Colossal, which specializes in genetic engineering technology designed to bring back or protect various species, received the $200 million from TWG Global, an investment conglomerate led by billionaire investors Mark Walter and Thomas Tull. Walter is part owner of Major League Baseball’s Los Angeles Dodgers, and Tull is part owner of the NFL’s Pittsburgh Steelers.

Among the projects Colossal is tackling is the resurrection of three extinct animals — the dodo bird, Tasmanian tiger and woolly mammoth — through the use of DNA and genomics.

The latest round of funding values Colossal at $10.2 billion. Since launching in 2021, the startup has raised $435 million in venture capital.

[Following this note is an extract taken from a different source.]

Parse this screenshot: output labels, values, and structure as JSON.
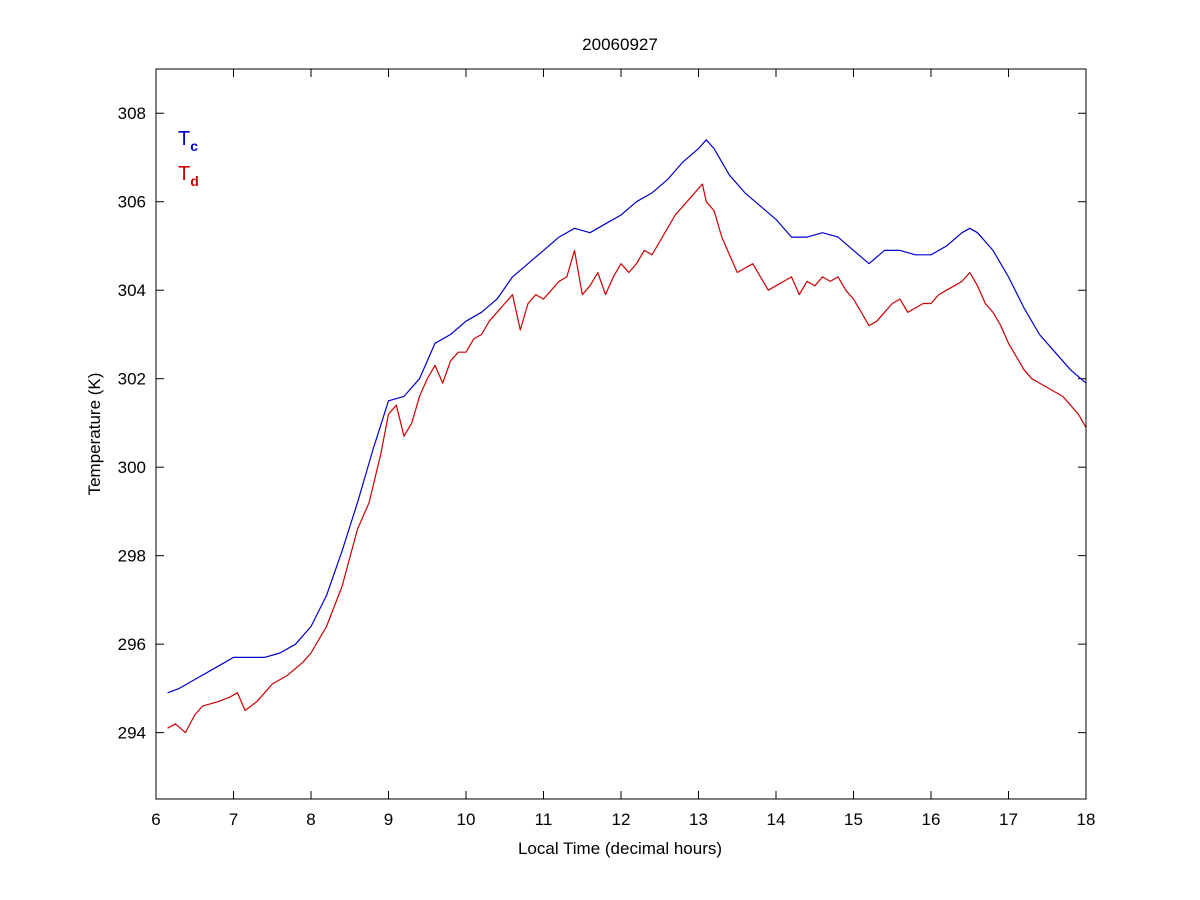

In addition to Walter and Tull, Colossal’s investors include prominent video game developer Richard Garriott of Austin and private equity veteran Victor Vescov of Dallas. The two millionaires are known for their exploits as undersea explorers and tourist astronauts.

Aside from Colossal’s ties to Dallas and Austin, the startup has a Houston connection.

The company teamed up with Baylor College of Medicine researcher Paul Ling to develop a vaccine for elephant endotheliotropic herpesvirus (EEHV), the deadliest disease among young elephants. In partnership with the Houston Zoo, Ling’s lab at the Baylor College of Medicine has set up a research program that focuses on diagnosing and treating EEHV, and on coming up with a vaccine to protect elephants against the disease. Ling and the BCMe are members of the North American EEHV Advisory Group.

Colossal operates research labs Dallas, Boston and Melbourne, Australia.

“Colossal is the leading company working at the intersection of AI, computational biology, and genetic engineering for both de-extinction and species preservation,” Walter, CEO of TWG Globa, said in a news release. “Colossal has assembled a world-class team that has already driven, in a short period of time, significant technology innovations and impact in advancing conservation, which is a core value of TWG Global.”

Well-known genetics researcher George Church, co-founder of Colossal, calls the startup “a revolutionary genetics company making science fiction into science fact.”

“We are creating the technology to build de-extinction science and scale conservation biology,” he added, “particularly for endangered and at-risk species.”